Tuesday, December 23, 2014

Christmas on Walton's Mountain

Did I misinterpret this? Was the door closed?

The Homecoming: A Christmas Story, the old pilot to The Waltons, is on TV. Different seeing Patricia Neal as the mother and Edgar Bergen as Grandpa. I haven't seen it since it was first broadcast about 40 years ago.

Patricia Neal demands that 17-year-old John-Boy explain what he does in his room with the door locked. They make it pretty clear what she thinks he's doing in there. She demands to know what he has hidden under his mattress. She assumes it's some sort of 1930s pornography, but it's only his journal. He tells her what's in it---folksy stuff about Walton's Mountain. Not a sex diary.

The only other thing I remember was when the kids go to a thing where they'll get a Christmas present if they can recite a verse from the Bible. Turns out John-Boy has memorized erotic Bible verses.

It was probably closer in tone to the movie Spencer's Mountain with Henry Fonda as the father and James MacArthur as John-boy, called Clayboy in that incarnation.

I'll tell you one thing that bothered me. An episode of The Waltons where John-Boy was taking a bath with the door open, reading a book. Why would he do that? He was in the bathtub so his nakedness was shielded from view, but how did he get in and out without traumatizing the children? I know they were earthy country folk, but come on.

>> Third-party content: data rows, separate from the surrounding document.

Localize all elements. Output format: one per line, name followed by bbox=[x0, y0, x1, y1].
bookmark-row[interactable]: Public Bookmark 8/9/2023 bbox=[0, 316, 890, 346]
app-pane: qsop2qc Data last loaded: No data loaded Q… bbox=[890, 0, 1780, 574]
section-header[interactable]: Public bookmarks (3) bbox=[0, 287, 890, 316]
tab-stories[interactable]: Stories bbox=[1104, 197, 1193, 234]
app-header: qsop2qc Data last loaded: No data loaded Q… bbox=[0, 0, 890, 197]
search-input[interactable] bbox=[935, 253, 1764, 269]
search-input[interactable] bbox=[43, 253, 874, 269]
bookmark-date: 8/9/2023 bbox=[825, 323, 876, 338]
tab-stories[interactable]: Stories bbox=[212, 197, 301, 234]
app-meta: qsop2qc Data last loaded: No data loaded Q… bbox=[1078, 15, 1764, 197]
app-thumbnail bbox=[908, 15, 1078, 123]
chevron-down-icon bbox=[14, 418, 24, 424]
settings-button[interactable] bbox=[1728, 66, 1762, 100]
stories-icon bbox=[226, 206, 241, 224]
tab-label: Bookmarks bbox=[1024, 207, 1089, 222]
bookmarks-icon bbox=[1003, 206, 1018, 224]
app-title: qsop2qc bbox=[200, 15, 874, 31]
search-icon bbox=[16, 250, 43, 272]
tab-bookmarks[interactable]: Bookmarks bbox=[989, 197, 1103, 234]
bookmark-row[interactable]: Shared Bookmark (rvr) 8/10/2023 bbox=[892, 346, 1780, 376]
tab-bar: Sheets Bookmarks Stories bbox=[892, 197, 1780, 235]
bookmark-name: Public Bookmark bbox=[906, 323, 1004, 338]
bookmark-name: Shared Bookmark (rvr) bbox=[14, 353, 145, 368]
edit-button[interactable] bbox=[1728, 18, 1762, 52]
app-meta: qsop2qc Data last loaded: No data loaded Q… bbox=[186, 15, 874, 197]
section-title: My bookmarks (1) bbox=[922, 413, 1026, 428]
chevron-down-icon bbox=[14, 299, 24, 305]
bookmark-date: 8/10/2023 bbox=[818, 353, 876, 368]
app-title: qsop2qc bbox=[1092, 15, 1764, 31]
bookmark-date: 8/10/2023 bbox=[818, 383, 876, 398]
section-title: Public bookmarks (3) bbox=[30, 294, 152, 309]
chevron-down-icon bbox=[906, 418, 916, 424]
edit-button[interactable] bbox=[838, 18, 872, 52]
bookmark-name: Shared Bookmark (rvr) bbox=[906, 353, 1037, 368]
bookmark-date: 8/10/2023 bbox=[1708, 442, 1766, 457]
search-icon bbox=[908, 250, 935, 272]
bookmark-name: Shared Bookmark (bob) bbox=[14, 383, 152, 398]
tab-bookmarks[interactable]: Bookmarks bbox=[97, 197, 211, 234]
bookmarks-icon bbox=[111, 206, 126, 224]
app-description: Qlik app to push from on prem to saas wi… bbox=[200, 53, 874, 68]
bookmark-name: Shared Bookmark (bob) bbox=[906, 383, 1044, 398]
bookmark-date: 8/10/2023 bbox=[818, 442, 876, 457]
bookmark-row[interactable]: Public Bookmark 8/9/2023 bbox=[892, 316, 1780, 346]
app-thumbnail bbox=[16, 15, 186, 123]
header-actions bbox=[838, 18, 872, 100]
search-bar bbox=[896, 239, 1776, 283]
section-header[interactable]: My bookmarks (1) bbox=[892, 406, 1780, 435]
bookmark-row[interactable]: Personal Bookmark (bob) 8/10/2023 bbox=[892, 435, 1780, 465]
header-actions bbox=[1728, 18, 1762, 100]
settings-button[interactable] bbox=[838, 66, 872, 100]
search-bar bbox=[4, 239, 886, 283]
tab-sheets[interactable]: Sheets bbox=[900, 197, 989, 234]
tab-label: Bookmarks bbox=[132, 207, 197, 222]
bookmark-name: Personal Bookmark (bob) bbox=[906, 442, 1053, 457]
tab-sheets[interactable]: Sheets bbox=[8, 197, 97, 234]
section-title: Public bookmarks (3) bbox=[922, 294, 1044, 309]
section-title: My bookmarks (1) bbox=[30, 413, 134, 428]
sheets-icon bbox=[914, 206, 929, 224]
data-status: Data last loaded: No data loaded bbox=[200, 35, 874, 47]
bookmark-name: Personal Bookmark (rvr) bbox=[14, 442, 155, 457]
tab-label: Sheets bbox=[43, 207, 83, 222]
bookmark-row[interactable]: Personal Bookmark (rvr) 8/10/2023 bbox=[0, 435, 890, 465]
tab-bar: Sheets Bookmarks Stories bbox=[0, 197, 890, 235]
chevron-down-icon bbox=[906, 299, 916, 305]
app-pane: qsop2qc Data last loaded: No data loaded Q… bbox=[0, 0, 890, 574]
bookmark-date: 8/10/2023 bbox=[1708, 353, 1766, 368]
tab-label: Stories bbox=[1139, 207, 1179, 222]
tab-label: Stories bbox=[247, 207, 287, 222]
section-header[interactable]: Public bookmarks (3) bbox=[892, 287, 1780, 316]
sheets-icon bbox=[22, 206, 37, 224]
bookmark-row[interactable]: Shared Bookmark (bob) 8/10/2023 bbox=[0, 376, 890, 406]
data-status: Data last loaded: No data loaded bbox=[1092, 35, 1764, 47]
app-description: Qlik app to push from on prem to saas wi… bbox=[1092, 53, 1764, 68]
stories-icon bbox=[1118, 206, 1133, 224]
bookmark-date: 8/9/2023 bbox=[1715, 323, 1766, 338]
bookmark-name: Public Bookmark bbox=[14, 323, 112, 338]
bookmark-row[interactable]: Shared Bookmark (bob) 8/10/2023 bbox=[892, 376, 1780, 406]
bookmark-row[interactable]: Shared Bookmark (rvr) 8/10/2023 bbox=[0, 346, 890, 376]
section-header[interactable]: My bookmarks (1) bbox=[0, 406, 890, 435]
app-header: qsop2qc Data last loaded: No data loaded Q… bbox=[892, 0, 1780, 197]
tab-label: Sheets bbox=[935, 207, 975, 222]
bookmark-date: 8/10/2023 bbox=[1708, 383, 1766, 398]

And there was one episode where, every time someone entered the scene, they were buttoning their clothes. I don't know what they were supposed to have been doing. I think that was the episode where one of the girls reveals that Ben goes to the bathroom behind the barn.

And then, when World War Two starts, Olivia tries to comfort a woman whose son was just killed in action by telling her that at least he won't come back from the war emotionally scarred. What was she thinking?

The only other thing that bothered me was that the narrator, who was supposed to be John-Boy as an adult, had a much deeper voice and different accent.